An additional consideration: maybe the second category is not simply "people". In English, it is not a big problem because a demonym (e.g. japanese) is almost always an adjective as well (e.g. japanese cuisine). But it is not always valid for other languages. I have worked with the German one by @stefan-mueller

  EAST:                                                                                                   
    'CN':                                                                                                 
      name: [China, Chinas, Volksrepublik China]                                                          
      demonym: [chinesisch*]                                                                              
      city: [Peking, Shanghai]                                                                            
    'HK':                                                                                                 
      name: [Hongkong, Hongkongs]                                                                       
      demonym: [Hongkonger]                                                                               
      city: []                                                                                            
    'JP':                                                                                                 
      name: [Japan, Japans]                                                                               
      demonym: [japanisch*]                                                                               
      city: [Tokyo, Tokio]                                                                                                                                                            

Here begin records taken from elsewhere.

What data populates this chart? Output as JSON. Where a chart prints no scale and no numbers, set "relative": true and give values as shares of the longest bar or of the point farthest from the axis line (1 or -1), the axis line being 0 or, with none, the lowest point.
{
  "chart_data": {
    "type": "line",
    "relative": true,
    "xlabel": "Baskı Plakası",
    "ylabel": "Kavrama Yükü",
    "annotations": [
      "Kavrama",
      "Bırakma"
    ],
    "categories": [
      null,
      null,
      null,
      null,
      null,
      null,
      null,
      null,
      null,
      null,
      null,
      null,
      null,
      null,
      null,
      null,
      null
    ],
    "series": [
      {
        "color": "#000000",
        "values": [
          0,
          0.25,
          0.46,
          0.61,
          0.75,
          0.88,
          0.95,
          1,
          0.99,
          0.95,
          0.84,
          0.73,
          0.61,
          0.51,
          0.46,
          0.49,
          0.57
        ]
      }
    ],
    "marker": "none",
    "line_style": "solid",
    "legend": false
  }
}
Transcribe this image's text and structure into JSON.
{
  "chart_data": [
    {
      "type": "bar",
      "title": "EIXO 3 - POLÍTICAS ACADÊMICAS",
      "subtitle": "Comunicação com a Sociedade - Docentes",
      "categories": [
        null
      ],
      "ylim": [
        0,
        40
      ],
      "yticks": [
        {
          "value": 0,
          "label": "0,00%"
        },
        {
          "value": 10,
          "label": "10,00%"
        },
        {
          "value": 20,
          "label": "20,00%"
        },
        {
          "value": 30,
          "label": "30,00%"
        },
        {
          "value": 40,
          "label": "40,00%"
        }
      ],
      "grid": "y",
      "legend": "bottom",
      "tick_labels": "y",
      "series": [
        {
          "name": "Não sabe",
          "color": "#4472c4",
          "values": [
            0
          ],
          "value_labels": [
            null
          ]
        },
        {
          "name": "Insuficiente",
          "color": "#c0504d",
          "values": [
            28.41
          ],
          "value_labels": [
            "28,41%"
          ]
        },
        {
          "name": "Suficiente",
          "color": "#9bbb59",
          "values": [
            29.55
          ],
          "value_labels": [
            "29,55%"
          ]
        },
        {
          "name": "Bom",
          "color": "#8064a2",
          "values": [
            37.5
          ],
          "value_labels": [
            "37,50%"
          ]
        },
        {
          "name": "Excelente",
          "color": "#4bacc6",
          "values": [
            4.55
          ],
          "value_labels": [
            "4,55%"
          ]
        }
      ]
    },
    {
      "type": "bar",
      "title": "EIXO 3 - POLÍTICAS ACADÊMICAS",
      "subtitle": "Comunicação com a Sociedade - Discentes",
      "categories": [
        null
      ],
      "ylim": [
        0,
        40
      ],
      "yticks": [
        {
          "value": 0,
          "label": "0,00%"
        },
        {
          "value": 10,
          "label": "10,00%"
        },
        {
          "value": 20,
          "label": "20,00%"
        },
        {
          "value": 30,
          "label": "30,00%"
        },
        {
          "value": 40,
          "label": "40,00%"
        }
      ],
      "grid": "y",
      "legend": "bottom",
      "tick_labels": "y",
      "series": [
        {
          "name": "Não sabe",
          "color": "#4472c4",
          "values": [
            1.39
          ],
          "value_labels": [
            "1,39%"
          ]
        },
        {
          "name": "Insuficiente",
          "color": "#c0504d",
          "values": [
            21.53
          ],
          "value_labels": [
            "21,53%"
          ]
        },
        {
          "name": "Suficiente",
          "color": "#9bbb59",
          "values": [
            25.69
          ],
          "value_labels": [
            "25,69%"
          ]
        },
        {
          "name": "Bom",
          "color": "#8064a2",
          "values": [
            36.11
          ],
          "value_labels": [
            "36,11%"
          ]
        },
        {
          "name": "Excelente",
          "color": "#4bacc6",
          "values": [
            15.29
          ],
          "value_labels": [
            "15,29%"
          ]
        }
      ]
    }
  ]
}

Usually, the country name category has the country name in the orgainal form (Japan) and as "Genitivobjekt" (Japans). The problem here is that the 2nd category is not always demonym or people. In the German dictionary, it has mostly adjectives (japanisch*, as in japanisches Resturant). But not people / demonym, e.g. Japaner/Japanerin.

In some cases, however, it needs to be a demonym. As you can see from the case of Hongkong, the 2nd category is the demonym of Hongkong. I don't think there is a German adjective derived from the noun Hongkong (Achtung: Mein Deutsch ist nur B1).

I can foresee similar issue with Chinese and Japanese. A reasonably segmenter would seperate demonyms and adjectives in these two languages. (e.g. 米国人 becomes 米国 and 人). The 2nd category might not be very useful.

tokens(c("ドナルド・トランプは米国人です。"))

I don't have a good suggestion on how to call the second category.

koheiw commented 4 years ago

I called the second category "people" only because demonym is

a word (such as Nevadan or Sooner) used to denote a person who inhabits or is native to a particular place

Your categories seem like "base" and "derivative", but we should make categories based on how we will use instead of formal definitions. Why did you want to "switch off" some of the words in your projects?

chainsawriot commented 4 years ago

Why did you want to "switch off" some of the words in your projects?

The application was actually simple: before fitting the model, I wanted to have some descriptive information about my corpus, e.g. total number of exact matches of a country name.